Pembahasan terkait pengurangan emisi dari deforestasi dimulai sejak 1994, hingga pada COP 13 UNFCCC pada tahun 2007 diputuskan bahwa REDD+ harus menjadi bagian dari negosiasi. Hal ini mendapat perhatian dari mayoritas negara berkembang sebagai pelaksana dan negara maju sebagai penyedia dukungan bagi implementasi REDD + di negara-negara berkembang. Sejak COP 13 di Bali sampai COP 19 di Warsawa (“Warsaw REDD+ Framework") telah dihasilkan 14 (empat belas) keputusan COP terkait REDD+ yang digunakan sebagai guidance internasional untuk implementasi REDD+.
Paris Agreement yang telah diratifikasi pada tanggal 24 November 2016, pada Pasal 5 secara jelas mengartikulasikan dan mengakui peran hutan dan REDD+ untuk implementasi penuh (full implementation) melalui result-based payment. Seiring dengan gerakan global ini, para pemangku kepentingan global, khususnya mereka yang telah bekerja di bidang REDD+ berharap dapat melakukan full implementation REDD+ dan menaruh harapan besar untuk terus melangkah maju dengan adanya Pasal 5 dari Paris Agreement.
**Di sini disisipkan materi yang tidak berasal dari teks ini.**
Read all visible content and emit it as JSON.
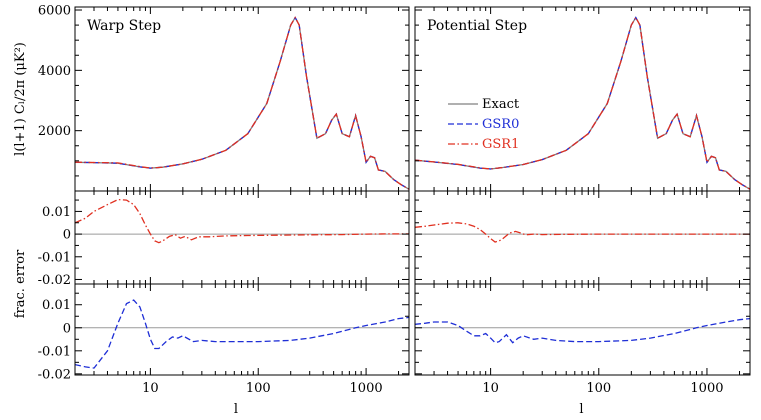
{
  "colors": {
    "exact": "#808080",
    "gsr0": "#1f2fd6",
    "gsr1": "#e03020",
    "zero_line": "#9a9a9a",
    "frame": "#000000"
  },
  "labels": {
    "ylabel_top": "l(l+1) Cₗ/2π (μK²)",
    "ylabel_mid": "frac. error",
    "xlabel": "l"
  },
  "legend": [
    {
      "key": "exact",
      "label": "Exact",
      "style": "solid"
    },
    {
      "key": "gsr0",
      "label": "GSR0",
      "style": "dashed"
    },
    {
      "key": "gsr1",
      "label": "GSR1",
      "style": "dashdot"
    }
  ],
  "chart_data": [
    {
      "type": "line",
      "title": "Warp Step",
      "panels": [
        {
          "id": "spectrum",
          "ylabel": "l(l+1) Cₗ/2π (μK²)",
          "xscale": "log",
          "xlim": [
            2,
            2500
          ],
          "ylim": [
            0,
            6100
          ],
          "yticks": [
            2000,
            4000,
            6000
          ],
          "series": [
            {
              "name": "Exact",
              "x": [
                2,
                3,
                5,
                8,
                10,
                13,
                20,
                30,
                50,
                80,
                120,
                160,
                200,
                220,
                240,
                280,
                350,
                420,
                480,
                530,
                600,
                700,
                800,
                900,
                1000,
                1100,
                1200,
                1300,
                1500,
                1800,
                2100,
                2500
              ],
              "y": [
                950,
                940,
                920,
                800,
                760,
                790,
                900,
                1050,
                1350,
                1900,
                2900,
                4300,
                5500,
                5750,
                5500,
                3800,
                1750,
                1900,
                2350,
                2550,
                1900,
                1800,
                2500,
                1800,
                950,
                1150,
                1100,
                700,
                650,
                380,
                220,
                60
              ]
            },
            {
              "name": "GSR0",
              "x": [
                2,
                3,
                5,
                8,
                10,
                13,
                20,
                30,
                50,
                80,
                120,
                160,
                200,
                220,
                240,
                280,
                350,
                420,
                480,
                530,
                600,
                700,
                800,
                900,
                1000,
                1100,
                1200,
                1300,
                1500,
                1800,
                2100,
                2500
              ],
              "y": [
                950,
                940,
                920,
                800,
                760,
                790,
                900,
                1050,
                1350,
                1900,
                2900,
                4300,
                5500,
                5750,
                5500,
                3800,
                1750,
                1900,
                2350,
                2550,
                1900,
                1800,
                2500,
                1800,
                950,
                1150,
                1100,
                700,
                650,
                380,
                220,
                60
              ]
            },
            {
              "name": "GSR1",
              "x": [
                2,
                3,
                5,
                8,
                10,
                13,
                20,
                30,
                50,
                80,
                120,
                160,
                200,
                220,
                240,
                280,
                350,
                420,
                480,
                530,
                600,
                700,
                800,
                900,
                1000,
                1100,
                1200,
                1300,
                1500,
                1800,
                2100,
                2500
              ],
              "y": [
                955,
                945,
                930,
                810,
                760,
                790,
                900,
                1050,
                1350,
                1900,
                2900,
                4300,
                5500,
                5750,
                5500,
                3800,
                1750,
                1900,
                2350,
                2550,
                1900,
                1800,
                2500,
                1800,
                950,
                1150,
                1100,
                700,
                650,
                380,
                220,
                60
              ]
            }
          ]
        },
        {
          "id": "gsr1_error",
          "ylabel": "frac. error",
          "xscale": "log",
          "xlim": [
            2,
            2500
          ],
          "ylim": [
            -0.022,
            0.019
          ],
          "yticks": [
            -0.02,
            -0.01,
            0,
            0.01
          ],
          "series": [
            {
              "name": "GSR1",
              "x": [
                2,
                2.5,
                3,
                4,
                5,
                6,
                7,
                8,
                9,
                10,
                11,
                12,
                13,
                15,
                17,
                19,
                21,
                24,
                28,
                35,
                50,
                80,
                150,
                300,
                600,
                1000,
                1500,
                2000,
                2500
              ],
              "y": [
                0.005,
                0.007,
                0.01,
                0.013,
                0.0152,
                0.015,
                0.013,
                0.009,
                0.004,
                0.0,
                -0.003,
                -0.0038,
                -0.003,
                -0.001,
                -0.0002,
                -0.0018,
                -0.001,
                -0.0025,
                -0.0012,
                -0.0012,
                -0.0008,
                -0.0006,
                -0.0005,
                -0.0003,
                -0.0002,
                0.0,
                0.0001,
                0.0001,
                0.0001
              ]
            }
          ]
        },
        {
          "id": "gsr0_error",
          "ylabel": "",
          "xscale": "log",
          "xlim": [
            2,
            2500
          ],
          "ylim": [
            -0.0205,
            0.019
          ],
          "yticks": [
            -0.02,
            -0.01,
            0,
            0.01
          ],
          "series": [
            {
              "name": "GSR0",
              "x": [
                2,
                2.5,
                3,
                4,
                5,
                6,
                7,
                8,
                9,
                10,
                11,
                12,
                14,
                16,
                18,
                20,
                25,
                30,
                40,
                60,
                100,
                200,
                300,
                500,
                800,
                1000,
                1500,
                2000,
                2500
              ],
              "y": [
                -0.016,
                -0.017,
                -0.0175,
                -0.01,
                0.002,
                0.0105,
                0.012,
                0.009,
                0.002,
                -0.005,
                -0.009,
                -0.009,
                -0.006,
                -0.004,
                -0.0045,
                -0.0035,
                -0.006,
                -0.0055,
                -0.006,
                -0.006,
                -0.006,
                -0.0055,
                -0.0045,
                -0.0025,
                0.0,
                0.001,
                0.0025,
                0.004,
                0.0045
              ]
            }
          ]
        }
      ]
    },
    {
      "type": "line",
      "title": "Potential Step",
      "panels": [
        {
          "id": "spectrum",
          "xscale": "log",
          "xlim": [
            2,
            2500
          ],
          "ylim": [
            0,
            6100
          ],
          "series": [
            {
              "name": "Exact",
              "x": [
                2,
                3,
                5,
                8,
                10,
                13,
                20,
                30,
                50,
                80,
                120,
                160,
                200,
                220,
                240,
                280,
                350,
                420,
                480,
                530,
                600,
                700,
                800,
                900,
                1000,
                1100,
                1200,
                1300,
                1500,
                1800,
                2100,
                2500
              ],
              "y": [
                1020,
                960,
                880,
                760,
                730,
                780,
                880,
                1040,
                1350,
                1900,
                2900,
                4300,
                5500,
                5750,
                5500,
                3800,
                1750,
                1900,
                2350,
                2550,
                1900,
                1800,
                2500,
                1800,
                950,
                1150,
                1100,
                700,
                650,
                380,
                220,
                60
              ]
            },
            {
              "name": "GSR0",
              "x": [
                2,
                3,
                5,
                8,
                10,
                13,
                20,
                30,
                50,
                80,
                120,
                160,
                200,
                220,
                240,
                280,
                350,
                420,
                480,
                530,
                600,
                700,
                800,
                900,
                1000,
                1100,
                1200,
                1300,
                1500,
                1800,
                2100,
                2500
              ],
              "y": [
                1020,
                960,
                880,
                760,
                730,
                780,
                880,
                1040,
                1350,
                1900,
                2900,
                4300,
                5500,
                5750,
                5500,
                3800,
                1750,
                1900,
                2350,
                2550,
                1900,
                1800,
                2500,
                1800,
                950,
                1150,
                1100,
                700,
                650,
                380,
                220,
                60
              ]
            },
            {
              "name": "GSR1",
              "x": [
                2,
                3,
                5,
                8,
                10,
                13,
                20,
                30,
                50,
                80,
                120,
                160,
                200,
                220,
                240,
                280,
                350,
                420,
                480,
                530,
                600,
                700,
                800,
                900,
                1000,
                1100,
                1200,
                1300,
                1500,
                1800,
                2100,
                2500
              ],
              "y": [
                1025,
                965,
                885,
                765,
                730,
                780,
                880,
                1040,
                1350,
                1900,
                2900,
                4300,
                5500,
                5750,
                5500,
                3800,
                1750,
                1900,
                2350,
                2550,
                1900,
                1800,
                2500,
                1800,
                950,
                1150,
                1100,
                700,
                650,
                380,
                220,
                60
              ]
            }
          ]
        },
        {
          "id": "gsr1_error",
          "xscale": "log",
          "xlim": [
            2,
            2500
          ],
          "ylim": [
            -0.022,
            0.019
          ],
          "series": [
            {
              "name": "GSR1",
              "x": [
                2,
                2.5,
                3,
                4,
                5,
                6,
                7,
                8,
                9,
                10,
                11,
                12,
                13,
                15,
                17,
                19,
                21,
                25,
                30,
                50,
                100,
                300,
                1000,
                2500
              ],
              "y": [
                0.003,
                0.0035,
                0.004,
                0.0048,
                0.005,
                0.0045,
                0.0035,
                0.002,
                0.0,
                -0.002,
                -0.0035,
                -0.003,
                -0.002,
                0.0005,
                0.0012,
                0.0005,
                -0.0003,
                0.0,
                -0.0002,
                -0.0001,
                0.0,
                0.0,
                0.0,
                0.0
              ]
            }
          ]
        },
        {
          "id": "gsr0_error",
          "xscale": "log",
          "xlim": [
            2,
            2500
          ],
          "ylim": [
            -0.0205,
            0.019
          ],
          "series": [
            {
              "name": "GSR0",
              "x": [
                2,
                2.5,
                3,
                4,
                5,
                6,
                7,
                8,
                9,
                10,
                11,
                12,
                14,
                16,
                18,
                20,
                25,
                30,
                40,
                60,
                100,
                200,
                300,
                500,
                800,
                1000,
                1500,
                2000,
                2500
              ],
              "y": [
                0.0015,
                0.002,
                0.0025,
                0.0025,
                0.001,
                -0.0015,
                -0.0035,
                -0.0035,
                -0.0025,
                -0.0045,
                -0.0065,
                -0.006,
                -0.003,
                -0.0065,
                -0.0045,
                -0.0035,
                -0.005,
                -0.0045,
                -0.0055,
                -0.006,
                -0.006,
                -0.0055,
                -0.0045,
                -0.0025,
                0.0,
                0.001,
                0.0025,
                0.0035,
                0.004
              ]
            }
          ]
        }
      ]
    }
  ],
  "xaxis": {
    "ticks": [
      10,
      100,
      1000
    ],
    "tick_labels": [
      "10",
      "100",
      "1000"
    ]
  }
}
Pada saat yang sama, para pemangku kepentingan global juga mempertanyakan masa depan REDD+ pasca kesepakatan di Paris.
Dalam konteks nasional, REDD+ Indonesia di bawah Kementerian Lingkungan Hidup dan Kehutanan telah mencapai kemajuan dalam beberapa hal baik teknis maupun kebijakan, untuk implementasi penuh REDD+ sebagaimana tertuang dalam Warsaw REDD+ Framework. Sejumlah perangkat/ instrumen/ infrastruktur telah dan sedang dibangun yaitu: Forest Reference Emission Level (FREL), Monitoring, Reporting, and Verification (MRV) serta Sistem Informasi Pelaksanaan Safeguards (SIS) REDD+. Aspek lainnya dari REDD+ yang sedang dalam proses penyiapan adalah aspek pendanaan REDD+ di berbagai tingkatan (nasional dan sub nasional).
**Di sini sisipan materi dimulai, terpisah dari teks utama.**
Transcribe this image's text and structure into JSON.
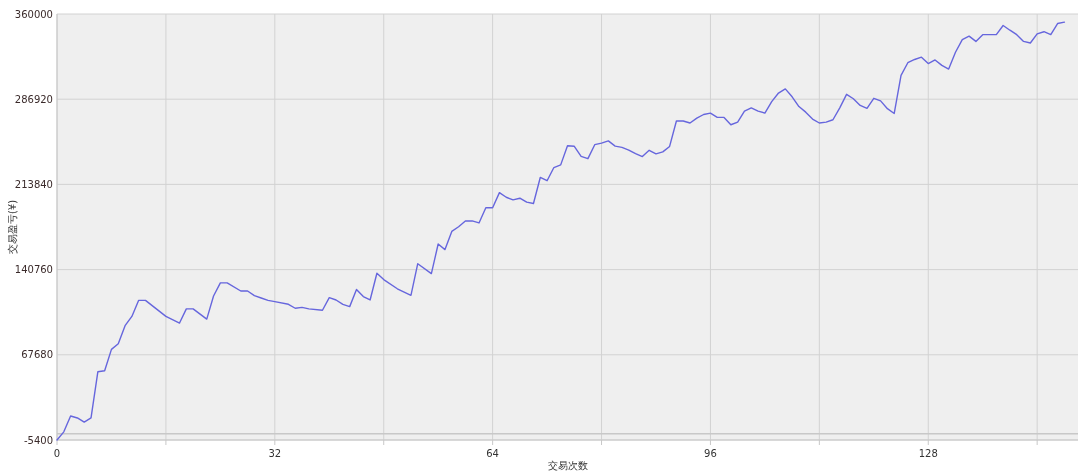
{
  "chart_data": {
    "type": "line",
    "xlabel": "交易次数",
    "ylabel": "交易盈亏(¥)",
    "x": [
      0,
      1,
      2,
      3,
      4,
      5,
      6,
      7,
      8,
      9,
      10,
      11,
      12,
      13,
      16,
      18,
      19,
      20,
      22,
      23,
      24,
      25,
      27,
      28,
      29,
      30,
      31,
      32,
      34,
      35,
      36,
      37,
      39,
      40,
      41,
      42,
      43,
      44,
      45,
      46,
      47,
      48,
      50,
      52,
      53,
      55,
      56,
      57,
      58,
      59,
      60,
      61,
      62,
      63,
      64,
      65,
      66,
      67,
      68,
      69,
      70,
      71,
      72,
      73,
      74,
      75,
      76,
      77,
      78,
      79,
      80,
      81,
      82,
      83,
      84,
      85,
      86,
      87,
      88,
      89,
      90,
      91,
      92,
      93,
      94,
      95,
      96,
      97,
      98,
      99,
      100,
      101,
      102,
      103,
      104,
      105,
      106,
      107,
      108,
      109,
      110,
      111,
      112,
      113,
      114,
      115,
      116,
      117,
      118,
      119,
      120,
      121,
      122,
      123,
      124,
      125,
      126,
      127,
      128,
      129,
      130,
      131,
      132,
      133,
      134,
      135,
      136,
      137,
      138,
      139,
      140,
      141,
      142,
      143,
      144,
      145,
      146,
      147,
      148
    ],
    "series": [
      {
        "color": "#6666dd",
        "values": [
          -5400,
          1600,
          15200,
          13500,
          9900,
          13500,
          53100,
          54000,
          72300,
          77100,
          92700,
          100600,
          114400,
          114400,
          100600,
          94900,
          107100,
          107100,
          98300,
          118100,
          129400,
          129400,
          122400,
          122400,
          118400,
          116400,
          114400,
          113300,
          111000,
          107600,
          108400,
          107100,
          105900,
          116700,
          114700,
          111000,
          109000,
          123700,
          117600,
          114700,
          137600,
          132200,
          124300,
          118700,
          145800,
          137300,
          162700,
          157900,
          173500,
          177500,
          182500,
          182500,
          180800,
          193800,
          193800,
          206800,
          202800,
          200600,
          202000,
          198600,
          197500,
          219800,
          217000,
          228300,
          230600,
          247000,
          246500,
          237900,
          235900,
          247900,
          249300,
          251200,
          246700,
          245600,
          243300,
          240200,
          237700,
          243100,
          240000,
          241700,
          246400,
          268200,
          268200,
          266500,
          270700,
          273800,
          275000,
          271300,
          271300,
          265000,
          267300,
          276700,
          279500,
          276700,
          275000,
          284800,
          292200,
          295800,
          289000,
          280600,
          275800,
          269900,
          266500,
          267300,
          269300,
          279500,
          291100,
          287300,
          281600,
          279100,
          287700,
          285500,
          278800,
          274700,
          307400,
          318200,
          321000,
          323000,
          317500,
          320600,
          315900,
          312800,
          327200,
          338000,
          341000,
          336500,
          342300,
          342300,
          342300,
          350100,
          346100,
          342300,
          336500,
          335100,
          343000,
          344800,
          342300,
          351800,
          353000
        ]
      }
    ],
    "xlim": [
      0,
      150
    ],
    "ylim": [
      -5400,
      360000
    ],
    "xticks": [
      0,
      {
        "value": 16,
        "label": null
      },
      32,
      {
        "value": 48,
        "label": null
      },
      64,
      {
        "value": 80,
        "label": null
      },
      96,
      {
        "value": 112,
        "label": null
      },
      128,
      {
        "value": 144,
        "label": null
      }
    ],
    "yticks": [
      -5400,
      67680,
      140760,
      213840,
      286920,
      360000
    ],
    "grid": true,
    "ref_lines": [
      {
        "axis": "y",
        "value": 0,
        "color": "#c8c8c8"
      }
    ]
  }
}
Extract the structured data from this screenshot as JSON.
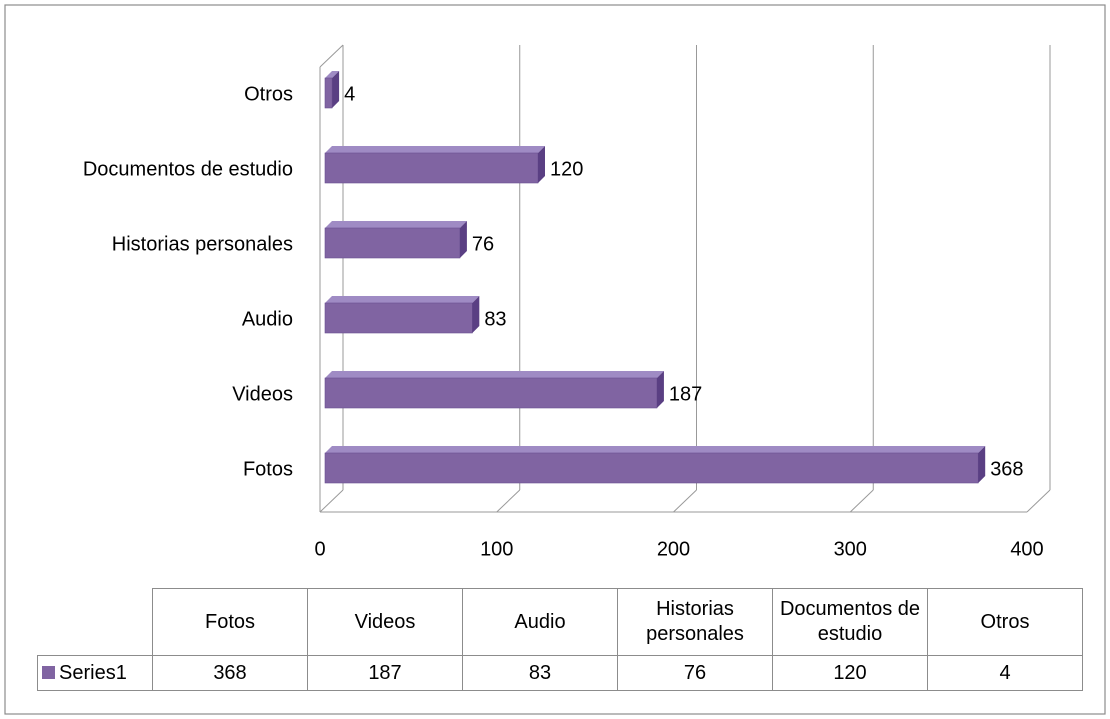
{
  "chart_data": {
    "type": "bar3d_horizontal",
    "categories": [
      "Fotos",
      "Videos",
      "Audio",
      "Historias personales",
      "Documentos de estudio",
      "Otros"
    ],
    "series": [
      {
        "name": "Series1",
        "color": "#8064a2",
        "values": [
          368,
          187,
          83,
          76,
          120,
          4
        ]
      }
    ],
    "xlim": [
      0,
      400
    ],
    "xticks": [
      0,
      100,
      200,
      300,
      400
    ],
    "grid": true,
    "data_table": true
  }
}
Terkait dengan hal tersebut diatas Kementerian Lingkungan Hidup dan Kehutanan melalui Direktorat Jenderal Perubahan Iklim, dalam kerangka Forest Carbon Partnership Facility (FCPF-World Bank), pada tanggal 16 Januari 2018 bertempat di Gedung Manggala Wanabakti-Kementerian Lingkungan Hidup dan Kehutanan, Jakarta, menyelenggarakan Diskusi Interaktif REDD+ : “REDD+ Under Paris Agreement” sebagai bagian dari acara tahunan Festival Iklim (Climate Festival) tahun 2018. Pada sesi ini disampaikan update dari Pemerintah Indonesia dan beberapa mitra pelaksana REDD+ di Indonesia, terkait kemajuan dan kesiapan full implementation REDD +, termasuk hambatan yang dihadapi dalam mencapai result-based payment, dan secara interaktif mendiskusikan perspektif dan gagasan tentang tindakan yang diambil untuk menanggapi respon global, serta kemungkinan kontribusi REDD+ untuk memenuhi target NDC.
Hasil yang ingin dicapai dari kegiatan ini adalah :
1. Terinformasikannya dan terkomunikasikannya progres terkini persiapan implementasi REDD+ di Indonesia, serta mendiskusikan implikasi Paris Agreement.
2. Terbangunnya kesepahaman peran dan tanggung jawab dalam rangka mendukung implementasi REDD+ secara penuh (result based payment) dan pencapaian target NDC.
3. Terkumpulkannya masukan dan gagasan untuk menyusun langkah-langkah konkrit selanjutnya untuk mewujudnyatakan implementasi REDD+ Indonesia secara penuh, serta untuk mencapai target NDC.
Peserta terdiri atas: wakil pemerintah pusat, pemerintah daerah, swasta, Lembaga Swadaya Masyarakat, CSO, akademisi dan peneliti, lembaga riset, Pokja/Komda REDD+, mitra internasional serta para perwakilan pelaku kegiatan terkait REDD+.
DDPI Kaltim sendiri pada kegiatan ini menjadi salah satu nara sumber pada sesi diskusi interaktif dengan topik "Perspektif Daerah tentang Implementasi NDC".